Nas ruas as pessoas se interessam pelas “latonas” pintadas, param, conversam, reflitem.

A produção de latas de alumínio é uma produção de altíssimo custo, econômico e ambiental. O Brasil é o país que mais produz latas, 24 bilhões ao ano, e se orgulha de que 97% destas já são originárias da reciclagem.

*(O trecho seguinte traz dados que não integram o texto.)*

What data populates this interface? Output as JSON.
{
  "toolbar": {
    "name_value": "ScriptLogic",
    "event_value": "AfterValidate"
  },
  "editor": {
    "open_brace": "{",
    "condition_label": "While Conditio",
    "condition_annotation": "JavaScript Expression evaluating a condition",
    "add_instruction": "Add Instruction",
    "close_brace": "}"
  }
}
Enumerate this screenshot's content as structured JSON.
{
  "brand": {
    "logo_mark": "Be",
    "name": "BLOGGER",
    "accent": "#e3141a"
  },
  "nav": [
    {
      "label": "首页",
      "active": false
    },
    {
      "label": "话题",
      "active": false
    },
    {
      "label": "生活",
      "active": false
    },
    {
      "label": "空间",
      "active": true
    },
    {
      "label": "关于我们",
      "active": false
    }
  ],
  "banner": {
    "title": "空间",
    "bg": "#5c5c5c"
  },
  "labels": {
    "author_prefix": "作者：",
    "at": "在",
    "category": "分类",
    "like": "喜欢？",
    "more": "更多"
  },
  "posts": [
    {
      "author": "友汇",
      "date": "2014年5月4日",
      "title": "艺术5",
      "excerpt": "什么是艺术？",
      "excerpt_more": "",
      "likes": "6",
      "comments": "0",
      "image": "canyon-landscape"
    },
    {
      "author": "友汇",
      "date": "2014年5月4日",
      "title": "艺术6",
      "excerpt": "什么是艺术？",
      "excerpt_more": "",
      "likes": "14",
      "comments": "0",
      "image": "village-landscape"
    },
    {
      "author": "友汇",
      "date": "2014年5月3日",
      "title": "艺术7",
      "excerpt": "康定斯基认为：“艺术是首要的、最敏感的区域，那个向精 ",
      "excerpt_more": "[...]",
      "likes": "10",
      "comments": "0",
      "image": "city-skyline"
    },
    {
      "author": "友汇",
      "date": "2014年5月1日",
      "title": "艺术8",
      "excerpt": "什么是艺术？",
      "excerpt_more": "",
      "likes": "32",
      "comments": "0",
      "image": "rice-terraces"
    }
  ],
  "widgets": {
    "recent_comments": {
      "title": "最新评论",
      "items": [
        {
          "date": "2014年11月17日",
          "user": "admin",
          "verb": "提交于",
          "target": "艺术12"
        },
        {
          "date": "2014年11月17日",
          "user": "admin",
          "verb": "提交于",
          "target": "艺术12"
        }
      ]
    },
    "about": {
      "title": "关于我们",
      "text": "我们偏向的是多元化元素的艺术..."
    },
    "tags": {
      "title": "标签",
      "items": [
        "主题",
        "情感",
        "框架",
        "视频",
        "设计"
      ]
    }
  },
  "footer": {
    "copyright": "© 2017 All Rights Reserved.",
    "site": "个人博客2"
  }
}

Segundo Katia Campos, diretora geral dos serviços de limpeza urbana do Distrito Federal, em entrevista à EBC, essa liderança do nosso país em reciclagem de alumínio não se deve à consciência ambiental da população e sim, à pobreza que nossa população enfrenta diariamente. Assim, é bastante grande o número de catadores que vivem da reciclagem e, o seu elemento preferencial de coleta é a latinha de alumínio que alcança melhores preços no mercado, em comparação com garrafas pet, ao papel ou papelão.

Atualmente, menos de ¼ dos municípios brasileiros têm implantado programa de coleta seletiva efetivo. A informação é de que somente 1.000 municípios o executam e, mesmo assim, não atendem 100% dos seus domicílios. No entanto, mesmo naqueles municípios onde a coleta seletiva ainda não é realidade, os catadores recolhem grande parte do lixo reciclável, porta a porta e os sucateiros, que compram esta produção dos catadores, os transportam para os grandes centros, entrando esse material no circuito de reciclagem nacional.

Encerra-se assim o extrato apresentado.